Eine größere und sehr laute Gruppe Mädchen, die uns die ganze Veranstaltung über erhalten blieb, agierte gegen wechselnde Mitstreiter. Sehr „westlich“ aufgemacht, betonten sie ständig, dass sie als Muslimas sich durch unsere Mahnwache herabgesetzt fühlten. Sie grabschten wiederholt nach den Schildern und nutzten jede Möglichkeit, einem näher zu rücken als Gruppe, verbaten sich aber ihrerseits, wenn man einen Schritt auf sie zu machte. Die große Wortführerin war das aggressivste Mädchen. Sie bestand die ganze Zeit darauf, dass wir verschwinden müssten oder unsere Schilder herunternehmen. Und wir hätten ihr Rede und Antwort zu stehen. Sie verstand nicht, dass man auf dieser Basis gar nichts muss. Ich musste sie immer wieder einmal von allzu nahen Debatten abhalten; sie verstand nicht, dass ich sie vom Platz weisen hätte weisen können, wurde pampig. Der ganze Trupp hatte große Schwierigkeiten mit Regeln. Das eine oder andere mal gab es, wenn es allzu wild und nah wurde, auch eine kurze Ansprache von der Polizei. Die verbreitete Einstellung, Kritik an einer Einstellung sei sofort Herabsetzung der Person ist eine schwer anzugehende Sache, da sie nur einseitig als unbillig wahrgenommen wird. Nähme man Kritik mancher Diskutanden genauso persönlich, entstünde gar kein Gespräch mehr. Da hilft nur Geduld.

 

 

Ein junger Mann, vielleicht 20, beschwerte sich ebenfalls. Auch er wirkte wie ein sehr junger Student, vielleicht Philosophie. Man dürfe „so etwas“ doch nicht machen, schließlich gäbe es Pegida. Es gäbe Wichtigeres, wie die neuen völkischen Bewegungen. Ich pflichtete ihm zwar bei, dass man diese im Auge behalten müsse, meinte aber, dass diese im direkten Frankfurter Raum eine geringere Rolle spielen. Überdies fände ich es seltsam, ein Engagement damit abzutun, dass es Wichtigeres gäbe (insgeheim fragte ich mich, ob er dieses auch den etwa 500 free-Cannabis-Demonstranten vorhalten würde, die ich auf dem Hinweg gesehen hatte; sie machten mir mitnichten den Eindruck, nun alle Schmerzpatienten zu sein bzw. aus Solidarität mit Schmerzpatienten auf die Strasse zu gehen…). Er hatte sich offenkundig wenig mit der zugrunde liegenden Problematik beschäftigt (man hörte das an seinen Antworten/Fragen, die eloquent, aber inhaltsarm waren; nichts gegen Philosophie-Studenten im Allgemeinen, bitte), war aber der Meinung, dass man „so etwas“ einfach sein lassen sollte. Und natürlich hätte er Ahnung, trat aber den Beweis nicht an, sondern fühlte sich nur beleidigt, wenn ich dies bezweifelte. Er gab sich als fundamentaler Ideologiekritiker zu erkennen, er lehne jede Ideologie ab, meinte er. Meine Frage, was man denn machen solle, wenn sich eine Ideologie eben nicht ausschließlich am grünen Tisch und gepflegt besprechen ließe und wenn eben der Fanatismus an Boden gewinne, weil viele die Theoriegebilde weder verstünden noch besprechen wollten und sie einfache Erklärungsmuster vorzögen, blieb unbeantwortet. Das war so eine Person, die Nachwuchs für die Waldorf- und Stadler-Fraktion bildet: Jede Show von der bequemen Loge aus kritisieren, aber selber nicht auf die Bühne wollen.

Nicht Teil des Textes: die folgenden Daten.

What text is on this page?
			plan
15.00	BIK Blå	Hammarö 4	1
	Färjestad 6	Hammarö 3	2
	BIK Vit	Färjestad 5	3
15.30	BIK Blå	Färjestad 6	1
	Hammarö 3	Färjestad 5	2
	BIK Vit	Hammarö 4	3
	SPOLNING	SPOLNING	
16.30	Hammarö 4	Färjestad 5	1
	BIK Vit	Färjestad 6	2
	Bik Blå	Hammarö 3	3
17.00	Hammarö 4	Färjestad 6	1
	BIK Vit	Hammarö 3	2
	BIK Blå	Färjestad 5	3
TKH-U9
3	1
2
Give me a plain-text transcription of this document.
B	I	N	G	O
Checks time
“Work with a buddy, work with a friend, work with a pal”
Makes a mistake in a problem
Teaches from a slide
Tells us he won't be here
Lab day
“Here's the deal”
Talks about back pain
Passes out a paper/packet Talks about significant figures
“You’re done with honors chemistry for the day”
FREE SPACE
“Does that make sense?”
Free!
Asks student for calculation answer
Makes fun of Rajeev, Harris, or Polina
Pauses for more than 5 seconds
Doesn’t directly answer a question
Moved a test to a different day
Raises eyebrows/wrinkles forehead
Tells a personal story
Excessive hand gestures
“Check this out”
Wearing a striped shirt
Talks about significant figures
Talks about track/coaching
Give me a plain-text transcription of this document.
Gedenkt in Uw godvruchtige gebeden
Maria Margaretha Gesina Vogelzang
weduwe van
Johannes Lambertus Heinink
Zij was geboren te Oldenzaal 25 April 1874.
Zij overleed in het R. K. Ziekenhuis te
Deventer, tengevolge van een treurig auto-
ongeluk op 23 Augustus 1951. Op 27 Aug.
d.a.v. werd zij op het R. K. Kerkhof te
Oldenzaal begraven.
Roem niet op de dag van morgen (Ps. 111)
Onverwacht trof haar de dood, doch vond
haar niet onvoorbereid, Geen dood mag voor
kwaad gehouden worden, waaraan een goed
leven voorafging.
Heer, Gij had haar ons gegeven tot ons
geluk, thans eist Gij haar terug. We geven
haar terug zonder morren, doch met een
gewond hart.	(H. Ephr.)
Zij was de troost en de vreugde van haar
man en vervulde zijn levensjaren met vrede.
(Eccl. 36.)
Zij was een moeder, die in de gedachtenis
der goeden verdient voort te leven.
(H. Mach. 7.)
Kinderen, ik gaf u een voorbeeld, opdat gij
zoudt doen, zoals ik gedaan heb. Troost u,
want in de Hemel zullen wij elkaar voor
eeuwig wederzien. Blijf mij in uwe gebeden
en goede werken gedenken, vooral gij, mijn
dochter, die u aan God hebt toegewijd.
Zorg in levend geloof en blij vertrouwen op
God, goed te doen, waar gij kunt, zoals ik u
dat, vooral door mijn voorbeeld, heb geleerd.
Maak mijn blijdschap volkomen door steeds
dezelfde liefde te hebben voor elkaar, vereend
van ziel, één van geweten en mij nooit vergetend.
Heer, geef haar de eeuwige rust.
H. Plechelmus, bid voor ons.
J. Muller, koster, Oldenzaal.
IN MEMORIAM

Ein Brite (?) lief vorbei und meinte, es wäre angenehm zu sehen, dass „noch nicht alle Deutschen den Verstand verloren hätten“. Er sehe Islamismus als schweres und bleibendes Problem und man müsse darüber reden. Ich versuchte ihm zu verdeutlichen, dass es weniger am verlorenen Verstand läge, sondern an mangelnder Beschäftigung. Auch der beste Verstand braucht Fakten.

Ein Alt-Punk von der Strasse schloss sich an, obwohl er die „Diskussionen danach“ mit seinen Kumpels fürchtete. Aber da müsse er wohl durch, meinte er, es sei doch wichtig. Er beobachte häufig, wie die jungen Männer sich um den Lies-Stand träfen.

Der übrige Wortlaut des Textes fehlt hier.